Sara Gallardo, viajera entre la literatura y el periodismo

Reúnen las crónicas de viaje de la autora de Eisejuaz

Desde Roma, Londres, París o Salta, viajando al mar en autobús o a Europa en Barco, la autor de Enero deja en estas crónicas reunidas por Fondo de Cultura su obra viajera. Un extracto del prólogo de Lucía De Leone.

Por Lucía De Leone

 

 

 

En varias ocasiones, Sara Gallardo (1931-1988) ha referido el impacto que tuvo en su vida el primer viaje a Europa. Sus traslados más importantes habían sido hasta entonces de la ciudad al campo, donde disfrutaba veraneos enteros en La Chacra, ubicada en la localidad de Bella Vista. Con la parte heredada de esta célebre morada, su padre, Guillermo Gallardo, compra la estancia San Pedro, de Libres del Sur, en Chascomús, y deja de ser heredero para convertirse en propietario: un campo propio donde su familia pasaba largas temporadas. Tampoco faltarán para Sara paseos con amigas, su hermana Marta y su madre, Sara Drago Mitre, por la ciudad porteña.

¡1949, fecha importante! Es cuando sus tíos paternos, Beatriz Gallardo y Manuel Ordóñez, organizan junto a sus hijos el clásico viaje de familia acomodada al Viejo Mundo. La invitada especial es Sarita (como la apodaban, para diferenciarla de las tantas otras Saras del árbol genealógico), preferida de su tía y compañera inseparable de su prima hermana Isabel Ordóñez desde las temporadas infantiles de juegos en el campo. A partir de ese momento, Sara empieza su peregrinaje, que se inicia en la Europa de posguerra, abarca varios puntos del globo y se interrumpe cuando una muerte temprana la encuentra en su ciudad natal, justo después de un viaje.

Aquel convite le permite a Sara conocer otros mundos, transitarlos sin la vigilancia de sus padres y hacerse ilusiones mientras recorre durante seis meses varios países europeos, a los que volverá más tarde por trabajo o cuando decida radicarse definitivamente en Roma. En esa travesía inaugural entra en contacto con culturas, personas y lenguas nuevas quevan forjando las experiencias de esta viajera en iniciación.
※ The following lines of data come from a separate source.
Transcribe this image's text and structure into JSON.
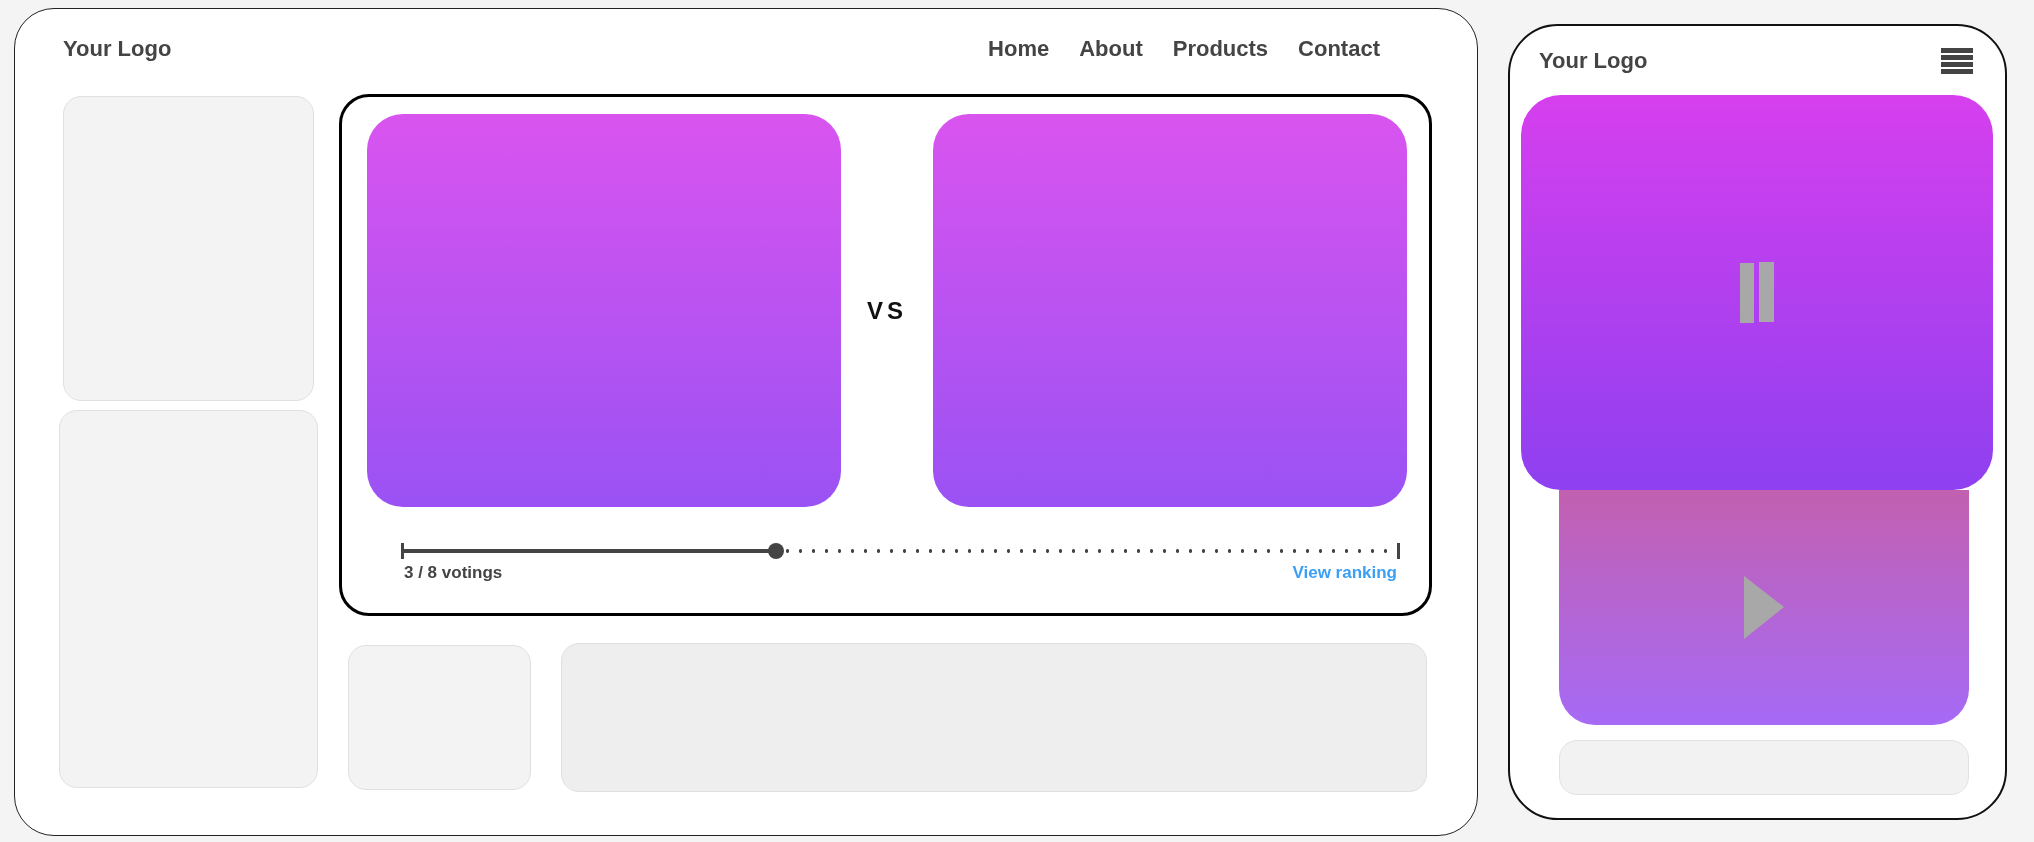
{
  "desktop": {
    "logo": "Your Logo",
    "nav": [
      {
        "label": "Home"
      },
      {
        "label": "About"
      },
      {
        "label": "Products"
      },
      {
        "label": "Contact"
      }
    ]
  },
  "voting": {
    "vs": "VS",
    "progress": {
      "level": 0.375,
      "label": "3 / 8 votings"
    },
    "link": "View ranking"
  },
  "mobile": {
    "logo": "Your Logo"
  }
}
Ella es, a la sazón, la viajera curiosa que empieza a correrse de a poco de la “burbuja Gallardo”, como decían en familia. Esa aventura poco tiene que ver con los típicos viajes de aprendizaje de los jóvenes herederos de la élite criolla, que tan bien se retrataron en la tradición literaria argentina: en novelas de la generación de 1880, como Música sentimental (1884) o Sin rumbo (1885), de Eugenio Cambaceres, y en las de principios del siglo XX, como, por ejemplo, Los caranchos de la Florida (1916), de Benito Lynch. Se trata de un periplo que Gallardo conoce a la perfección, quizá lo leyó en la literatura y seguramente lo vivenció entre los relatos de sus allegados. Ese conocimiento se confirma cuando lo reconvierte al crear al memorable Julián, el protagonista de su novela rural, la más exitosa, Los galgos, los galgos (1968). Ella, que había decidido dejar la educación formal y abandonar el colegio secundario, no va a París o a Londres a completar estudios, tampoco va a gastar el dinero que sus padres ya no tienen, mucho menos a excederse en calaveradas nocturnas o a perderse entre las máscaras de los bailes. Más aún, no regresará aturdida por una melancolía sin razones conocidas, ni mucho menos vencida por la angustia existencial de un spleen anacrónico.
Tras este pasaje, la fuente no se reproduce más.